Bugün konuya yine bizim zamanımızdan başlayalım.
Topun oyunda kalma süresi, bir oyuncunun topla oynama süresi vs. ölçülmezdi. Zaman çalma, vakit geçirme diye bir şey vardı.
Taç atışları, geri paslar, aut atışları, degaj atan kaleciler sürenin yarısını çalıyordu. Oyuncu değişiklikleri, sakatlıklar sürenin sonuna eklenmez vakit nakittir denirdi.
Sakatlanan oyuncuya müdahale etmek için depar atan masörün ‘lifim koptu' diye sahanın ortasına yığıldığını rakip masörün onu tedavi ettiğini gördüm ben.
Ambülans yoktu.
Ambülans maçı başlatmak için görünür giderdi.
Bindirme yapan bek geri dönmez yerine başkasını bırakırdı. Forvet hücuma çıkan beki kovalamaz biri topu kapıp ayağına atmasını beklerdi.
Topu ayağına yapıştıran vurur gibi yapıp çeken çok teknik oyuncular vardı, ama topsuz oyunda yok diyenler oluyordu. Fakat o zamanlar topsuz oyun kameraların çekmediği, topun olmadığı sadece topu takip eden hakemin, seyircinin görmediği alanlarda vur, kır, parçala, bu maçı kazan mantığıyla her türlü küfür hakaret, şiddet, tehdit içeriyordu.
Devre arası içeri giriyorsun hoca korkunun ecele faydası yok, ben bunca yıldır bu işi yapıyorum, sahada ölen görmedim, korkmayın diye veriyordu gazı.
En fazla menüsküs oluyorduk. Oysa günümüzde her türlü teknoloji kullanılarak ilimsel bilimsel çalışılıyor. Statların içinde hastaneler var. Saha içinde ameliyat yapılıyor.
Her şey kontrol altında ancak kat edilen mesafeler uzarken süresi kısaldı şiddeti arttı. Tempo öyle yüksek ki insan bünyesi bu tempoya ne kadar dayanır bilmiyorum ama dayanamayanlar da oluyor. Sahada ölenleri görmeye başladık.
Kalanların da patır patır bağları kopuyor.
Artık futbolda vakit kaybına tahammül yok. İddia var, toto var, reklam var, reyting var, bahis var.
Temponun yükselmesi maç sayısının artması lazım.

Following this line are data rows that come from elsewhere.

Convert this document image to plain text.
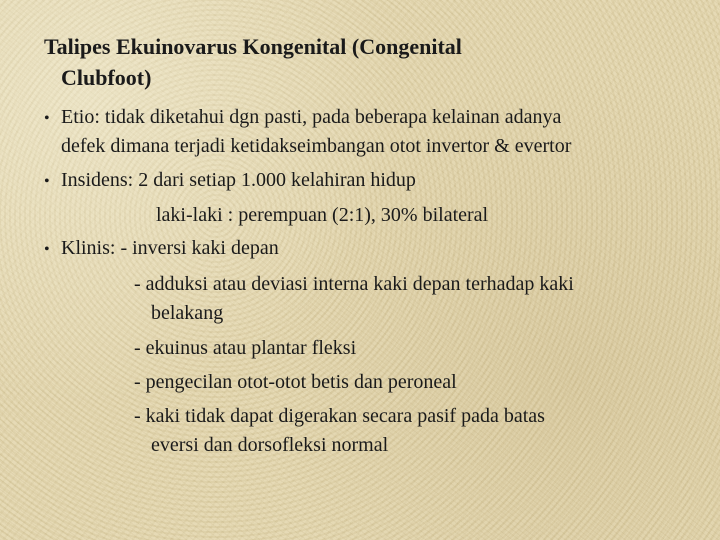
Talipes Ekuinovarus Kongenital (Congenital
Clubfoot)
• Etio: tidak diketahui dgn pasti, pada beberapa kelainan adanya
defek dimana terjadi ketidakseimbangan otot invertor & evertor
• Insidens: 2 dari setiap 1.000 kelahiran hidup
laki-laki : perempuan (2:1), 30% bilateral
• Klinis: - inversi kaki depan
- adduksi atau deviasi interna kaki depan terhadap kaki
belakang
- ekuinus atau plantar fleksi
- pengecilan otot-otot betis dan peroneal
- kaki tidak dapat digerakan secara pasif pada batas
eversi dan dorsofleksi normal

Bizim zamanımızda süre bitti oyun bitti anlamında kullanılan vakit nakittir sözünün karşılığı günümüzde rakamlarla dövizle ölçülmeye başlandı.
Bu dönüşüm ve gelişimle birlikte hızla yabancılaşan futbolda ölmeye geldik, söyle senden başka kimim var benim, edebiyatından vazgeçip bağlarımızı korumaya gayret edelim…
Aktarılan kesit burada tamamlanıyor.